Proprio adesso che il berlusconismo sta lentamente finendo, perché si sta consumando l'esperienza umana, prima che politica, di Berlusconi, bisogna che soprattutto noi, la minoranza, quelli che non siamo mai stati berlusconiani, troviamo le parole per rivolgerci all'altra Italia. Le parole giuste non sono certamente quelle di Di Pietro o di Grillo o di chi vuole approfittare di questa fase per far crescere qualche piccola rendita personale. Vendola ha saputo usare parole giuste.
Quando Berlusconi dice che è meglio andare a puttane che essere gay, dice una cosa che è considerata giusta e sacrosanta da moltissime persone, donne e uomini, che non avrebbero mai il coraggio di dirlo in pubblico; per queste persone sentire questa affermazione da Berlusconi, in televisione, è quasi una rivalsa contro il politicamente corretto, contro l'ipocrisia, contro un certo perbenismo. Per reagire a tutto questo sono controproducenti i toni profetici, gli alti appelli morali, le manifestazioni con baci in pubblico e così via; è probabilmente più utile ricordare, come ha fatto Vendola, che queste affermazioni possono essere una ferita per qualcuno che conosciamo, che amiamo e che non sappiamo sia omosessuale. E altri esempi potrebbero essere fatti.
Berlusconi non sarà sconfitto dalle invettive, Berlusconi si consumerà da solo, tra le adulazioni dei servi e le grida dei capipopolo.

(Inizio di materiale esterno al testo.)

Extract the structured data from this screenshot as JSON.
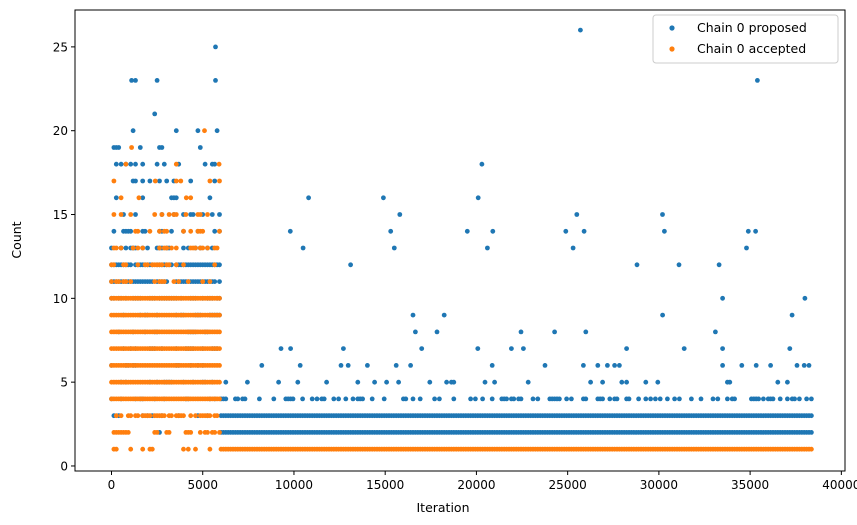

Poi un giorno questo regime finirà con la decisione di Berlusconi di lasciare - da un regime si esce senza traumi soltanto in questo modo - e ci sarà mezza Italia che cercherà di capire cosa fare; dovremo provare tutti a smettere di continuare a scavare il fossato e possibilmente dovremmo cominciare a renderlo un po' meno profondo. Poi finalmente potremmo perfino ricominciare a parlare di politica.